Single-family housing starts were up 3.3% in April to a seasonally adjusted annual rate of 778,000, putting the pace of single-family production 4.3% above April 2015. Single-family starts in the most recent three months have averaged 21% higher than the average of February, March and April rates in 2015.

Permits rose in April but are running slightly below starts. This suggests that starts are likely to remain close to their current pace and are unlikely to accelerate in the near term. But the National Association of Home Builders (NAHB) expects continued growth in single-family construction in the months ahead, given ongoing strength in the labor market and favorable demographics. Consistent with this forecast, issuance of permits for single-family housing projects is running 8.4% higher in April than a year prior, and the comparison of three-month averages shows single-family pacing more than 11% ahead of 2015.

Multifamily starts (buildings with two or more housing units) came in at a 373,000 seasonally adjusted annual pace, up 10.7% from March but down 12.9% compared to April 2015. Nevertheless, the three-month average for multifamily starts in February, March and April 2016 is 12.4% above the same three months in 2015.
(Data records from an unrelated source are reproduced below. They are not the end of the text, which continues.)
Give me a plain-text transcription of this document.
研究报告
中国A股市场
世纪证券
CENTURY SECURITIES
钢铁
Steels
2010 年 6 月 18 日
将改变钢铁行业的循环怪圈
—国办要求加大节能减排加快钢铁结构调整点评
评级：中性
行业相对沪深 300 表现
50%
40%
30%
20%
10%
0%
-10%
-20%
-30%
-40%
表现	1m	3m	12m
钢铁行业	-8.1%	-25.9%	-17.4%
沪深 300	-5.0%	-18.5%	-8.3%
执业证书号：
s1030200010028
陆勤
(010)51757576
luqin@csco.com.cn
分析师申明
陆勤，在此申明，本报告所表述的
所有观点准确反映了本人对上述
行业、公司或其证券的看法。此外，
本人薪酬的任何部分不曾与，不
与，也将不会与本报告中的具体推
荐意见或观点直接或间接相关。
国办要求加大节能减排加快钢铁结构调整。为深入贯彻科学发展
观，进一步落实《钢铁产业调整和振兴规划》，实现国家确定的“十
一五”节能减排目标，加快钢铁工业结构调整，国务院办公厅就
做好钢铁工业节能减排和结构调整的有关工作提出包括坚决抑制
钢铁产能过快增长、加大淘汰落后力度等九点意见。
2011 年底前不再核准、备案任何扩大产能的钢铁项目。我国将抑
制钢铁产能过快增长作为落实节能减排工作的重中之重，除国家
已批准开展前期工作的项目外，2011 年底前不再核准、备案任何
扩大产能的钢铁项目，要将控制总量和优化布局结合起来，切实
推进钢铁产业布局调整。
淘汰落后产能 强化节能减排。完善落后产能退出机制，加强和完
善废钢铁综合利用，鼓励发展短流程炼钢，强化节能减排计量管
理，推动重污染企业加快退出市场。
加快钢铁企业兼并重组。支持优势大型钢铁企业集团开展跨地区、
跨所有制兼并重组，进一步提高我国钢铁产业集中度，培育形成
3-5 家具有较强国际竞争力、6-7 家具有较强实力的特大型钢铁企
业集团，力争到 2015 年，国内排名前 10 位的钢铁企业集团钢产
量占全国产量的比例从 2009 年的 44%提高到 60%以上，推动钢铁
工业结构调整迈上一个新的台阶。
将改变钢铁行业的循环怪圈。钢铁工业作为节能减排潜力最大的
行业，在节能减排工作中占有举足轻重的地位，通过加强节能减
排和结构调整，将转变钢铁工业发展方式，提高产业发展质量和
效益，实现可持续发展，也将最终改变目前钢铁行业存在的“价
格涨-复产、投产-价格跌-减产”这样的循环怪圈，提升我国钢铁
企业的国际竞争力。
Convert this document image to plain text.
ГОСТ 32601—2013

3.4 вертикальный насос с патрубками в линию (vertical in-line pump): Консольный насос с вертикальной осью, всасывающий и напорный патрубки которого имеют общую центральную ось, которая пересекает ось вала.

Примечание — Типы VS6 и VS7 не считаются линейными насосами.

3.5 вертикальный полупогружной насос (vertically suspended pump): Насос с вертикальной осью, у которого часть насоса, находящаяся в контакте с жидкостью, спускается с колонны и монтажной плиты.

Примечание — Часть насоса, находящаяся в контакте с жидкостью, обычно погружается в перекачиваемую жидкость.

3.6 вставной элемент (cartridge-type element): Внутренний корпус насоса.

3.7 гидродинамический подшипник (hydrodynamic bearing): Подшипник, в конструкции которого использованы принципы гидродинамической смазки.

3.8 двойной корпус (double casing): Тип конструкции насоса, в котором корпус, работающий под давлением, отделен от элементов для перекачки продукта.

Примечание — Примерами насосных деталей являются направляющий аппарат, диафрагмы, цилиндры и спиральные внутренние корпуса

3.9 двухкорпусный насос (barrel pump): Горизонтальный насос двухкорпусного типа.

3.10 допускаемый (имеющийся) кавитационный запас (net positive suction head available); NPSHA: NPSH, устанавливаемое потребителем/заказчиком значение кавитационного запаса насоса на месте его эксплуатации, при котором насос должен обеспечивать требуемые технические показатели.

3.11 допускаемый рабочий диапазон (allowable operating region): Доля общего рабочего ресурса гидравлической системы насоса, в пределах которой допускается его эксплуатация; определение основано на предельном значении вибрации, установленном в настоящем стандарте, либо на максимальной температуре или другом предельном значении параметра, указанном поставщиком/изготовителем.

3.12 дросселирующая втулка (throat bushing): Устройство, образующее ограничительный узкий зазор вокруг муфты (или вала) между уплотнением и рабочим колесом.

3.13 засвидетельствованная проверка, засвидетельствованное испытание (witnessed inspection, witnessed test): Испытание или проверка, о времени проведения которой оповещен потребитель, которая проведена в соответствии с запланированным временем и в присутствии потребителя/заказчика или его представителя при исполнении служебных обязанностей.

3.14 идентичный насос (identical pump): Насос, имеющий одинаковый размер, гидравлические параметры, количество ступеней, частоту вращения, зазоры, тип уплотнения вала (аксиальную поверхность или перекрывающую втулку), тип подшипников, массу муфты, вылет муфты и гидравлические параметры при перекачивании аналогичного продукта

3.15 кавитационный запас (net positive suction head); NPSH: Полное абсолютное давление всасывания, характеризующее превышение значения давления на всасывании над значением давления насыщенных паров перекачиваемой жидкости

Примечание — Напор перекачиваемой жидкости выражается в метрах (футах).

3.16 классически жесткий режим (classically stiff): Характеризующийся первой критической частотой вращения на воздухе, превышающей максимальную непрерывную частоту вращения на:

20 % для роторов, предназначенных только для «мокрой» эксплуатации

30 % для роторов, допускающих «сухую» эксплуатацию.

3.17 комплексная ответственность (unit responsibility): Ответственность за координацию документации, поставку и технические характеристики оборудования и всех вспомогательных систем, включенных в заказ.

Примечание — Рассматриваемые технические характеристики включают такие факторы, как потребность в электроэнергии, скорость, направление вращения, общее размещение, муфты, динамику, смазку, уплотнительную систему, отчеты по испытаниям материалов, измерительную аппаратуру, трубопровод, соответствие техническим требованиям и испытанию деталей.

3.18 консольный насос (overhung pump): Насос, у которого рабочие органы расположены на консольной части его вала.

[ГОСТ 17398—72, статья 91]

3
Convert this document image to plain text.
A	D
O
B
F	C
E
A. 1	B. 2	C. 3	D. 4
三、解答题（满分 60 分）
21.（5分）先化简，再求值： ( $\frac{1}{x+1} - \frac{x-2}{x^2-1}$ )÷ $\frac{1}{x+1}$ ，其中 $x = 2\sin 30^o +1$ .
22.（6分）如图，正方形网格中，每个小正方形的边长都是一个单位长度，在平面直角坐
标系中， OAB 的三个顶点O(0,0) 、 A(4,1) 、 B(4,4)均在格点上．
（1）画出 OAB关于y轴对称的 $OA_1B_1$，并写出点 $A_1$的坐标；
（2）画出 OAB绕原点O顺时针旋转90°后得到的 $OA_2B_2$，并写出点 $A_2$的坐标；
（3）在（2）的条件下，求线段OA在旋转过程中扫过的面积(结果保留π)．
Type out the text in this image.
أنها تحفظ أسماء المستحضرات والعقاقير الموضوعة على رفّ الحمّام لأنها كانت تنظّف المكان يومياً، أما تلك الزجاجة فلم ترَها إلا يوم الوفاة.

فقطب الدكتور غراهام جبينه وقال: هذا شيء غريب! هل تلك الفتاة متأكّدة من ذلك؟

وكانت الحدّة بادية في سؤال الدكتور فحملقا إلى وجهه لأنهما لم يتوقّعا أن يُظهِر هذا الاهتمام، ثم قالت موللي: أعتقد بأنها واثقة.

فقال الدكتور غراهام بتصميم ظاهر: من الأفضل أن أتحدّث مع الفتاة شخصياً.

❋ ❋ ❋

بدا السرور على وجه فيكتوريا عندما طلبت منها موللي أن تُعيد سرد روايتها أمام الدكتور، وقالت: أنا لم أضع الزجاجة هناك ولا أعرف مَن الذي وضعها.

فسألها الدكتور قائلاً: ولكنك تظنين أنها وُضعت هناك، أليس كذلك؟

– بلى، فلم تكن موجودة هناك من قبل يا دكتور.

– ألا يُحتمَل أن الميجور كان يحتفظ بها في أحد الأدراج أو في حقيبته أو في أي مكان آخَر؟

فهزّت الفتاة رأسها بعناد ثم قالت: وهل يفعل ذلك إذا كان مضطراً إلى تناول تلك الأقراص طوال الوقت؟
Suggesting an industry shift toward single-family production, multifamily permits are down almost 24% on year-over-year basis as of April, and the average of the latest three months’ rates is 16.6% below 2015’s same months.

Regionally, expansion in April was strong in the huge housing market of the South, where single-family starts for April were almost 16% higher than a year ago, and the three-month averages for both single-family and multifamily starts are solidly greater compared to the same months in 2015. Three-month averages for rates of permit issuance in the South have fallen compared to last year, though.

Comparing average rates for the most-recent three months to last year shows single-family strength across the regions, with no permit growth in the South offering a potential warning of impending slowdown.

Single Family     Starts                   Permits

Northeast            +39.3%                 +23.1%

Midwest              +41.4%                 +20.8%

South                    +17.7%                 -0.3%

West                     +11.4%                 +11.0%

Three-month averages for multifamily construction show a slightly more mixed picture, with the national slowdown reflected disproportionately in falling permits in the Northeast and South.

Multifamily        Starts                   Permits

Northeast           -13.3%                   -39.1%

Midwest              +17.5%                 +15.9%

South                  +5.9%                   -14.7%

West                   +0.7%                   +18.1%

The NAHB examined the count of homes currently under construction to check the market mix and momentum of recovery in home construction. As of April, 57% of units under construction in the nation were multifamily (566,000), a 13% gain from a year earlier. There were 433,000 single-family homes under construction, which is 18% higher than April of 2015.

“Growth in home construction is a key bright spot in the overall economy, given the lackluster GDP measure for the first quarter,” according to NAHB’S analysis of the Census Bureau and Department of Housing and Urban Development report. “In fact, the headline first quarter growth rate of 0.5% was just about equal to home building’s contribution to economic growth (0.49 percentage points).”